学校は当然朝から始まりますから、ソーシャル時差ボケが蔓延していることでしょう。
これは非常にもったいないことです。
「朝型に合わせろ」は「遺伝子変えろ」と同義
夜型の人にとっては学校の始業時間は早すぎるので、本来の能力が発揮できないのです。
将来会社で働くことになっても夜型の人は苦労します。多くの会社は朝に仕事が始まり夕方には終わるからです。夜型の人間は会社にいる時間は能力を発揮できないでしょう。
だからといって、「社会でも通用しないんだったら夜型を直すしかないでしょ」と言い切っていいものでしょうか?
というのも体内時計は遺伝子に夜って決まっています。「生活を朝型にしろ」は「遺伝子変えろ」と言っているようなものなのです。
「でも、学校なんだから早起きするのは当然では?」「規則正しい生活ができるかどうかも重要なのでは?」と思うかもしれません。
本当にそうでしょうか?僕は規則正しい生活が重要だとは思いますが、早起きが重要だとは思いません。
朝から調子が出る人なら早起きすればいいし、深い時間に絶好調になる人なら多少夜更かししてもいいのではないでしょうか。
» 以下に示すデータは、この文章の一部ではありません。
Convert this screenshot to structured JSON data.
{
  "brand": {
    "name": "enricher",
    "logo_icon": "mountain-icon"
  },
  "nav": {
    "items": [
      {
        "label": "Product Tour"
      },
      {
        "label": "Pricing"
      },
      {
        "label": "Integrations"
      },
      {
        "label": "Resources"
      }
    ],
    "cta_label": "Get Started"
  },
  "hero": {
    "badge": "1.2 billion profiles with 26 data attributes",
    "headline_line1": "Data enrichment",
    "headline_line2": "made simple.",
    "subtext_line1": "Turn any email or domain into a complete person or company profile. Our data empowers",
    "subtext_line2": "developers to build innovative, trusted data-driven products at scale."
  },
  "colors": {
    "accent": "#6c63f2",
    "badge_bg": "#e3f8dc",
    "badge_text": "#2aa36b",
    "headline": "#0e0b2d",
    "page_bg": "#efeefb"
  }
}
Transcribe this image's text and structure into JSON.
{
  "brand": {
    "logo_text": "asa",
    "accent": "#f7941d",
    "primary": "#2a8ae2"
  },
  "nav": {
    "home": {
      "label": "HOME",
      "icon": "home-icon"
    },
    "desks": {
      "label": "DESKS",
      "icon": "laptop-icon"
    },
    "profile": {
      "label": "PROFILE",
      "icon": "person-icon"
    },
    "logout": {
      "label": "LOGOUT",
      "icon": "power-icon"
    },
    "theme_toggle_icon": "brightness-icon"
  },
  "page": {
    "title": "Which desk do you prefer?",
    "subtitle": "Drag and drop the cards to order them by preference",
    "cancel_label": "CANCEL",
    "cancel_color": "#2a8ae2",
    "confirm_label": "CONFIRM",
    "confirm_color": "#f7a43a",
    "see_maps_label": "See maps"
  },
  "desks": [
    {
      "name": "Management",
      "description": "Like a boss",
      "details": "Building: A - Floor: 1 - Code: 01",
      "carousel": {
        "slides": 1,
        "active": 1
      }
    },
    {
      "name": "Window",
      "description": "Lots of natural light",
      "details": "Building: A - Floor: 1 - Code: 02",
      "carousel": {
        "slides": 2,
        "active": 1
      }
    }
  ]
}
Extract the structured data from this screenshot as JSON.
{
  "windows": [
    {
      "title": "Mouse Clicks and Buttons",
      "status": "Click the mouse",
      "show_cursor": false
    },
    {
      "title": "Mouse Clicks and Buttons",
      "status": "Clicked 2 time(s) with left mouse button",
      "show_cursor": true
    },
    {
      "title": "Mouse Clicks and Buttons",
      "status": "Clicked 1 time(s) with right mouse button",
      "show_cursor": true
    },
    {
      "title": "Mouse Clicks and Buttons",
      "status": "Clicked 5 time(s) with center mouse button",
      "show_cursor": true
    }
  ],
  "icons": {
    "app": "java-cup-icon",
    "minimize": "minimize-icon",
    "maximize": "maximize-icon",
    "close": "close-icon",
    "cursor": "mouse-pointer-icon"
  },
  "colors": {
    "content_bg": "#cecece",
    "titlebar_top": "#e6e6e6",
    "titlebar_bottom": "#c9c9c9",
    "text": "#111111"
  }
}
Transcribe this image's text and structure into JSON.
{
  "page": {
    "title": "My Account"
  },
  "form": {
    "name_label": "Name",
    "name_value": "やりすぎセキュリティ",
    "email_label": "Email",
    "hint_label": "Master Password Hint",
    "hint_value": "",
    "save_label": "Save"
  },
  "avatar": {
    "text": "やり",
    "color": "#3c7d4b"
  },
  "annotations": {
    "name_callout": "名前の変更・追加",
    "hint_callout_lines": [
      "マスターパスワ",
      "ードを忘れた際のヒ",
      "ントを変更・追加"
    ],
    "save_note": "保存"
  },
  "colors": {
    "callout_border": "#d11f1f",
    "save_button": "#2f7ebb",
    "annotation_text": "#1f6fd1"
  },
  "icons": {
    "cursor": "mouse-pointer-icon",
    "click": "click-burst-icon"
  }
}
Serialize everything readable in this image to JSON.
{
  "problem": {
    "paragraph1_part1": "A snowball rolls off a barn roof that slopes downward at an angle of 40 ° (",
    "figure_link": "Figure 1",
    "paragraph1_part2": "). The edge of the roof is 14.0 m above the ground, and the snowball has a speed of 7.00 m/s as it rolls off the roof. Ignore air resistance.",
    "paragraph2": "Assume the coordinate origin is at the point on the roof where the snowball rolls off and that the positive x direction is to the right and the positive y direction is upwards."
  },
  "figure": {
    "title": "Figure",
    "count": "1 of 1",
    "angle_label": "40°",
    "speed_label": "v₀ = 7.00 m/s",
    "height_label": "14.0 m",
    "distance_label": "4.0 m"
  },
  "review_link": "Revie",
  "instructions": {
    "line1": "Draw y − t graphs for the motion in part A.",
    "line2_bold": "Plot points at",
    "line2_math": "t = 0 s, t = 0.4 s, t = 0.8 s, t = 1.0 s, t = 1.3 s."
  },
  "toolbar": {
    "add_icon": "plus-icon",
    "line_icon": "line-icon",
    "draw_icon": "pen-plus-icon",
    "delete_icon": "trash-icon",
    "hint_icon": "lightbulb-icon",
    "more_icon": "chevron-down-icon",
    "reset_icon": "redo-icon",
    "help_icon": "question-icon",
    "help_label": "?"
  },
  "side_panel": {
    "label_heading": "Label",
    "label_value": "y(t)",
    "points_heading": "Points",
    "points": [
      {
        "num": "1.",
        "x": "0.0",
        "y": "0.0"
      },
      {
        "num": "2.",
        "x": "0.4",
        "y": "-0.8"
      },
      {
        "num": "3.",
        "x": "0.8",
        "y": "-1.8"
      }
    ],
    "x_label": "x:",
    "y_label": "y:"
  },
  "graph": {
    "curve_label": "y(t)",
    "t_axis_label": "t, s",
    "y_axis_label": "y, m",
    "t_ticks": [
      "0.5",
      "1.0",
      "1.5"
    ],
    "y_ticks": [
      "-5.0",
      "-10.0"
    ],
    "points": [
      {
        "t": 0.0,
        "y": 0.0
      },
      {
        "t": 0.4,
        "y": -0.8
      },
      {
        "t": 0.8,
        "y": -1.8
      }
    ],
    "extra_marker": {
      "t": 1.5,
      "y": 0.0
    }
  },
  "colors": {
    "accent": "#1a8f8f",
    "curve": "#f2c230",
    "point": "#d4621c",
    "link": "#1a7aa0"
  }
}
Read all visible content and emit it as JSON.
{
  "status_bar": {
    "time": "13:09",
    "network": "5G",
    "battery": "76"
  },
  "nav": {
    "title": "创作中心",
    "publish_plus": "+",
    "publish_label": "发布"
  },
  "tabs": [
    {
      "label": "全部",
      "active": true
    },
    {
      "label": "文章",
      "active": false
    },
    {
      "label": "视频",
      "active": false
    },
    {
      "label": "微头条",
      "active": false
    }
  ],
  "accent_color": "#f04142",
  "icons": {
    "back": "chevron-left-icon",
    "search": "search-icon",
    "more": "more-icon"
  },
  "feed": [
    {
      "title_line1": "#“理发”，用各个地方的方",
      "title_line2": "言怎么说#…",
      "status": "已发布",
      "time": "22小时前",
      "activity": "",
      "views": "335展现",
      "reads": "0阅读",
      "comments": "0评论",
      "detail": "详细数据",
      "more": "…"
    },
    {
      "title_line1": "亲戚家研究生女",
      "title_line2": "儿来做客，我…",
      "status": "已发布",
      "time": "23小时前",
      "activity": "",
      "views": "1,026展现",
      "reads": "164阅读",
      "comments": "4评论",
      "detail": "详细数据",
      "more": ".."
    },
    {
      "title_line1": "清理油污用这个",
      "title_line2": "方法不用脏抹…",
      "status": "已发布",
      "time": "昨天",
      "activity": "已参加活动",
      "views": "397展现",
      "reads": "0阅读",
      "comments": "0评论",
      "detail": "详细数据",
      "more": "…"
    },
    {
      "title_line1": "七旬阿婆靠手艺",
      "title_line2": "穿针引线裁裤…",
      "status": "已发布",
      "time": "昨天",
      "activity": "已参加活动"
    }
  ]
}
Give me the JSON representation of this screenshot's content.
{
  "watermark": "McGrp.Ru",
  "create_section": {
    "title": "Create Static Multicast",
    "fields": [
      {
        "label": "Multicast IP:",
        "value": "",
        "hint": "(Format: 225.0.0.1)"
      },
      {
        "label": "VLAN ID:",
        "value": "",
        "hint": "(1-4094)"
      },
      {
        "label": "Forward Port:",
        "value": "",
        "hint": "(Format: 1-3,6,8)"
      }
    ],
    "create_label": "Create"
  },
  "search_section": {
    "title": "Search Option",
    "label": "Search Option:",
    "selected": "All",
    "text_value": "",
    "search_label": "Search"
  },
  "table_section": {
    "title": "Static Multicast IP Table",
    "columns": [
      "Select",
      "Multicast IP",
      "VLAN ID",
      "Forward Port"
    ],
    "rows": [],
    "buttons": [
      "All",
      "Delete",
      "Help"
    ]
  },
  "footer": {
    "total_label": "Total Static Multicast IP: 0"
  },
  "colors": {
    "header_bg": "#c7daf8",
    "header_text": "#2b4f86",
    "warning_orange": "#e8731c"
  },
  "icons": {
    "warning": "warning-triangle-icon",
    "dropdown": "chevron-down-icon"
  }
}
障がい者の方を社会に適応させるのと同じように、マイノリティなクロノタイプを持っている人も受け入れる時代に変わってくる…かもしれません。
自分の体内時計に合わせて自由な時間帯に学べるホームスクーリングが日本でも取り入れられるかもしれないのです。
子どもが不登校になったことをきっかけに「みんなと同じ場所、同じ時間に頑張ることが正しい!」という価値観を見直す助けになれば幸いです。